Le grand tabou : vers une destitution politique de Bassirou Diomaye Faye ?

Cette volonté farouche de réaffirmer l'autorité du parti face à l'appareil d'État pousse la logique de confrontation jusqu'à son paroxysme. Elle lève le voile sur une interrogation qui relevait encore de la fiction politique, il y a quelques semaines, mais qui s'impose désormais comme le véritable enjeu de ce congrès : qu’en sera-t-il du sort de Bassirou Diomaye Faye ?

Le président de la République, clé de voûte des institutions, se retrouve dans une position paradoxale.

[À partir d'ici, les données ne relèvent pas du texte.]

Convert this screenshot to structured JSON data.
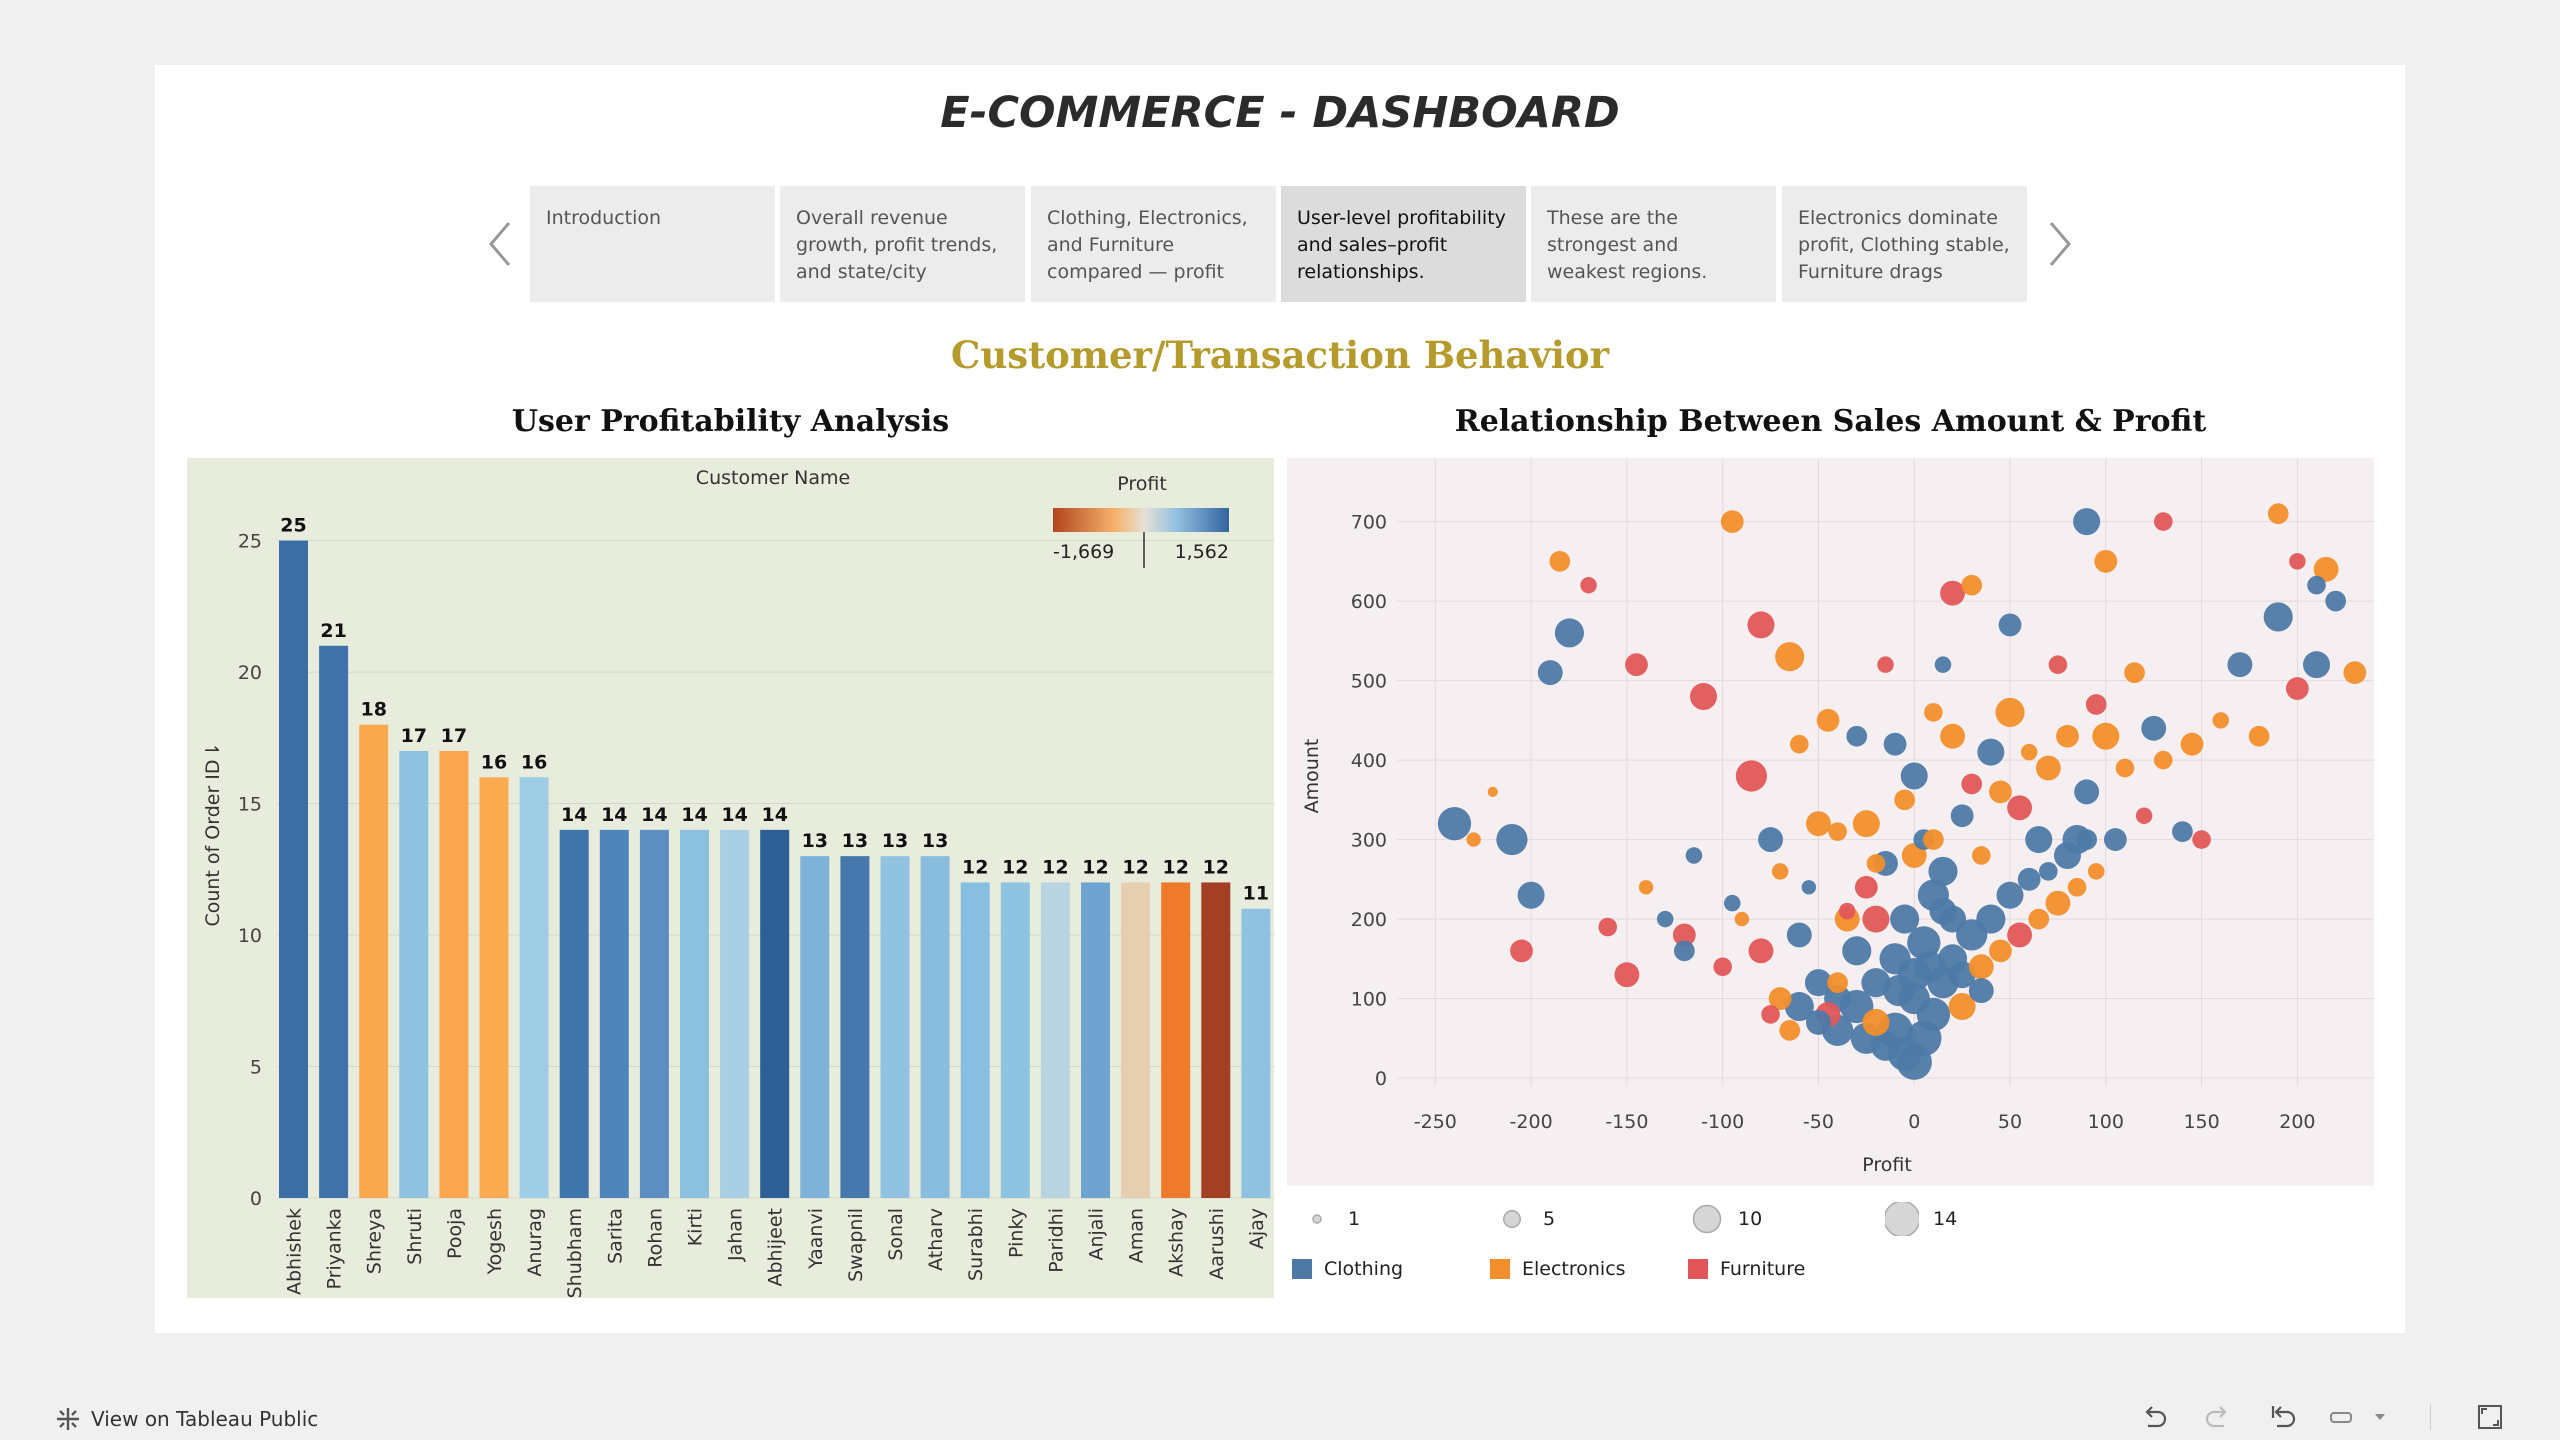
{
  "dashboard": {
    "title": "E-COMMERCE - DASHBOARD",
    "section_title": "Customer/Transaction Behavior"
  },
  "story": {
    "items": [
      {
        "label": "Introduction"
      },
      {
        "label": "Overall revenue growth, profit trends, and state/city"
      },
      {
        "label": "Clothing, Electronics, and Furniture compared — profit"
      },
      {
        "label": "User-level profitability and sales–profit relationships."
      },
      {
        "label": "These are the strongest and weakest regions."
      },
      {
        "label": "Electronics dominate profit, Clothing stable, Furniture drags"
      }
    ],
    "active_index": 3
  },
  "chart_data": [
    {
      "type": "bar",
      "title": "User Profitability Analysis",
      "xlabel": "Customer Name",
      "ylabel": "Count of Order ID",
      "ylim": [
        0,
        27
      ],
      "yticks": [
        0,
        5,
        10,
        15,
        20,
        25
      ],
      "categories": [
        "Abhishek",
        "Priyanka",
        "Shreya",
        "Shruti",
        "Pooja",
        "Yogesh",
        "Anurag",
        "Shubham",
        "Sarita",
        "Rohan",
        "Kirti",
        "Jahan",
        "Abhijeet",
        "Yaanvi",
        "Swapnil",
        "Sonal",
        "Atharv",
        "Surabhi",
        "Pinky",
        "Paridhi",
        "Anjali",
        "Aman",
        "Akshay",
        "Aarushi",
        "Ajay"
      ],
      "values": [
        25,
        21,
        18,
        17,
        17,
        16,
        16,
        14,
        14,
        14,
        14,
        14,
        14,
        13,
        13,
        13,
        13,
        12,
        12,
        12,
        12,
        12,
        12,
        12,
        11
      ],
      "bar_colors": [
        "#3a6ea5",
        "#3e72a8",
        "#fba94d",
        "#8ec2e0",
        "#fca64f",
        "#fbaa50",
        "#9fcde5",
        "#3f75aa",
        "#4e85bb",
        "#5b8fc1",
        "#8cc0df",
        "#a9cfe4",
        "#2c5f96",
        "#7db2d9",
        "#4677ad",
        "#91c3e0",
        "#89bddd",
        "#88bfe0",
        "#8ec3e1",
        "#b9d4e1",
        "#6ea4cf",
        "#e6cfb0",
        "#ee7a2a",
        "#a33f22",
        "#8fc2e0"
      ],
      "color_legend": {
        "title": "Profit",
        "min_label": "-1,669",
        "max_label": "1,562",
        "min_color": "#b1451d",
        "mid_color": "#e5e0d6",
        "max_color": "#3463a0"
      }
    },
    {
      "type": "scatter",
      "title": "Relationship Between Sales Amount & Profit",
      "xlabel": "Profit",
      "ylabel": "Amount",
      "xlim": [
        -270,
        240
      ],
      "ylim": [
        -10,
        780
      ],
      "xticks": [
        -250,
        -200,
        -150,
        -100,
        -50,
        0,
        50,
        100,
        150,
        200
      ],
      "yticks": [
        0,
        100,
        200,
        300,
        400,
        500,
        600,
        700
      ],
      "series": [
        {
          "name": "Clothing",
          "color": "#4e79a7"
        },
        {
          "name": "Electronics",
          "color": "#f28e2b"
        },
        {
          "name": "Furniture",
          "color": "#e15759"
        }
      ],
      "size_legend": [
        {
          "label": "1",
          "size": 1
        },
        {
          "label": "5",
          "size": 5
        },
        {
          "label": "10",
          "size": 10
        },
        {
          "label": "14",
          "size": 14
        }
      ],
      "points": [
        [
          -240,
          320,
          13,
          0
        ],
        [
          -230,
          300,
          4,
          1
        ],
        [
          -220,
          360,
          2,
          1
        ],
        [
          -210,
          300,
          12,
          0
        ],
        [
          -205,
          160,
          8,
          2
        ],
        [
          -200,
          230,
          10,
          0
        ],
        [
          -190,
          510,
          9,
          0
        ],
        [
          -180,
          560,
          11,
          0
        ],
        [
          -185,
          650,
          7,
          1
        ],
        [
          -170,
          620,
          5,
          2
        ],
        [
          -160,
          190,
          6,
          2
        ],
        [
          -150,
          130,
          9,
          2
        ],
        [
          -145,
          520,
          8,
          2
        ],
        [
          -140,
          240,
          4,
          1
        ],
        [
          -130,
          200,
          5,
          0
        ],
        [
          -120,
          160,
          7,
          0
        ],
        [
          -115,
          280,
          5,
          0
        ],
        [
          -110,
          480,
          10,
          2
        ],
        [
          -100,
          140,
          6,
          2
        ],
        [
          -95,
          700,
          8,
          1
        ],
        [
          -90,
          200,
          4,
          1
        ],
        [
          -85,
          380,
          12,
          2
        ],
        [
          -80,
          570,
          10,
          2
        ],
        [
          -75,
          300,
          9,
          0
        ],
        [
          -70,
          260,
          5,
          1
        ],
        [
          -65,
          530,
          11,
          1
        ],
        [
          -60,
          420,
          6,
          1
        ],
        [
          -55,
          240,
          4,
          0
        ],
        [
          -50,
          320,
          9,
          1
        ],
        [
          -45,
          450,
          8,
          1
        ],
        [
          -40,
          310,
          6,
          1
        ],
        [
          -35,
          210,
          5,
          2
        ],
        [
          -30,
          430,
          7,
          0
        ],
        [
          -25,
          320,
          10,
          1
        ],
        [
          -20,
          270,
          6,
          1
        ],
        [
          -15,
          520,
          5,
          2
        ],
        [
          -10,
          420,
          8,
          0
        ],
        [
          -5,
          350,
          7,
          1
        ],
        [
          0,
          280,
          9,
          1
        ],
        [
          0,
          380,
          10,
          0
        ],
        [
          5,
          300,
          7,
          0
        ],
        [
          10,
          460,
          6,
          1
        ],
        [
          15,
          520,
          5,
          0
        ],
        [
          20,
          430,
          9,
          1
        ],
        [
          25,
          330,
          8,
          0
        ],
        [
          30,
          370,
          7,
          2
        ],
        [
          35,
          280,
          6,
          1
        ],
        [
          40,
          410,
          10,
          0
        ],
        [
          45,
          360,
          8,
          1
        ],
        [
          50,
          460,
          11,
          1
        ],
        [
          55,
          340,
          9,
          2
        ],
        [
          60,
          410,
          5,
          1
        ],
        [
          65,
          300,
          10,
          0
        ],
        [
          70,
          390,
          9,
          1
        ],
        [
          75,
          520,
          6,
          2
        ],
        [
          80,
          430,
          8,
          1
        ],
        [
          85,
          300,
          11,
          0
        ],
        [
          90,
          360,
          9,
          0
        ],
        [
          95,
          470,
          7,
          2
        ],
        [
          100,
          430,
          10,
          1
        ],
        [
          105,
          300,
          8,
          0
        ],
        [
          110,
          390,
          6,
          1
        ],
        [
          115,
          510,
          7,
          1
        ],
        [
          120,
          330,
          5,
          2
        ],
        [
          125,
          440,
          9,
          0
        ],
        [
          130,
          400,
          6,
          1
        ],
        [
          140,
          310,
          7,
          0
        ],
        [
          145,
          420,
          8,
          1
        ],
        [
          150,
          300,
          6,
          2
        ],
        [
          160,
          450,
          5,
          1
        ],
        [
          170,
          520,
          9,
          0
        ],
        [
          180,
          430,
          7,
          1
        ],
        [
          190,
          580,
          11,
          0
        ],
        [
          200,
          490,
          8,
          2
        ],
        [
          210,
          520,
          10,
          0
        ],
        [
          215,
          640,
          9,
          1
        ],
        [
          220,
          600,
          7,
          0
        ],
        [
          230,
          510,
          8,
          1
        ],
        [
          -120,
          180,
          8,
          2
        ],
        [
          -60,
          180,
          9,
          0
        ],
        [
          -40,
          120,
          7,
          1
        ],
        [
          -20,
          200,
          10,
          2
        ],
        [
          20,
          610,
          9,
          2
        ],
        [
          30,
          620,
          7,
          1
        ],
        [
          50,
          570,
          8,
          0
        ],
        [
          90,
          700,
          10,
          0
        ],
        [
          100,
          650,
          8,
          1
        ],
        [
          130,
          700,
          6,
          2
        ],
        [
          190,
          710,
          7,
          1
        ],
        [
          200,
          650,
          5,
          2
        ],
        [
          210,
          620,
          6,
          0
        ],
        [
          -95,
          220,
          5,
          0
        ],
        [
          -80,
          160,
          9,
          2
        ],
        [
          -70,
          100,
          8,
          1
        ],
        [
          -60,
          90,
          11,
          0
        ],
        [
          -50,
          120,
          10,
          0
        ],
        [
          -45,
          80,
          9,
          2
        ],
        [
          -40,
          60,
          12,
          0
        ],
        [
          -30,
          90,
          13,
          0
        ],
        [
          -25,
          50,
          12,
          0
        ],
        [
          -20,
          70,
          10,
          1
        ],
        [
          -15,
          40,
          11,
          0
        ],
        [
          -10,
          60,
          14,
          0
        ],
        [
          -5,
          30,
          13,
          0
        ],
        [
          0,
          20,
          14,
          0
        ],
        [
          0,
          100,
          12,
          0
        ],
        [
          5,
          50,
          14,
          0
        ],
        [
          10,
          80,
          13,
          0
        ],
        [
          15,
          120,
          12,
          0
        ],
        [
          20,
          150,
          11,
          0
        ],
        [
          25,
          90,
          10,
          1
        ],
        [
          30,
          180,
          12,
          0
        ],
        [
          35,
          140,
          9,
          1
        ],
        [
          40,
          200,
          11,
          0
        ],
        [
          45,
          160,
          8,
          1
        ],
        [
          50,
          230,
          10,
          0
        ],
        [
          55,
          180,
          9,
          2
        ],
        [
          60,
          250,
          8,
          0
        ],
        [
          65,
          200,
          7,
          1
        ],
        [
          70,
          260,
          6,
          0
        ],
        [
          75,
          220,
          9,
          1
        ],
        [
          80,
          280,
          10,
          0
        ],
        [
          85,
          240,
          6,
          1
        ],
        [
          90,
          300,
          7,
          0
        ],
        [
          95,
          260,
          5,
          1
        ],
        [
          -10,
          150,
          12,
          0
        ],
        [
          -5,
          200,
          11,
          0
        ],
        [
          5,
          170,
          13,
          0
        ],
        [
          10,
          230,
          12,
          0
        ],
        [
          15,
          260,
          11,
          0
        ],
        [
          20,
          200,
          10,
          0
        ],
        [
          -30,
          160,
          11,
          0
        ],
        [
          -35,
          200,
          9,
          1
        ],
        [
          -25,
          240,
          8,
          2
        ],
        [
          -15,
          270,
          9,
          0
        ],
        [
          10,
          300,
          7,
          1
        ],
        [
          15,
          210,
          10,
          0
        ],
        [
          0,
          130,
          13,
          0
        ],
        [
          -8,
          110,
          12,
          0
        ],
        [
          8,
          140,
          12,
          0
        ],
        [
          -20,
          120,
          11,
          0
        ],
        [
          25,
          130,
          10,
          0
        ],
        [
          35,
          110,
          9,
          0
        ],
        [
          -40,
          100,
          10,
          0
        ],
        [
          -50,
          70,
          9,
          0
        ],
        [
          -65,
          60,
          7,
          1
        ],
        [
          -75,
          80,
          6,
          2
        ]
      ]
    }
  ],
  "footer": {
    "link_label": "View on Tableau Public"
  }
}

En rupture feutrée mais de plus en plus visible avec la frange radicale de sa propre formation, le chef de l'État court-il le risque d’être, lui aussi, exclu de sa famille politique d’origine ? Une telle sentence s'apparenterait à un suicide politique mutuel, créant une crise institutionnelle inédite où un président en exercice se retrouverait désavoué par le parti majoritaire qui l'a porté au pinacle.

Pourtant, dans l'entourage des radicaux du PASTEF, on murmure que nul n'est au-dessus du “Projet”. Si l'exclusion directe du chef de l'État reste une arme atomique difficile à manier, la mise au ban de ses plus proches soutiens au sein du gouvernement constitue un avertissement à peine voilé envoyé au palais de la République.

Entre la volonté de préserver la pureté idéologique du mouvement et l'impératif de stabilité nécessaire à la gouvernance du Sénégal, le PASTEF joue ce week-end son unité, sa crédibilité et, par extension, l'avenir politique de toute une nation. Les travaux de ce samedi s'annoncent électriques.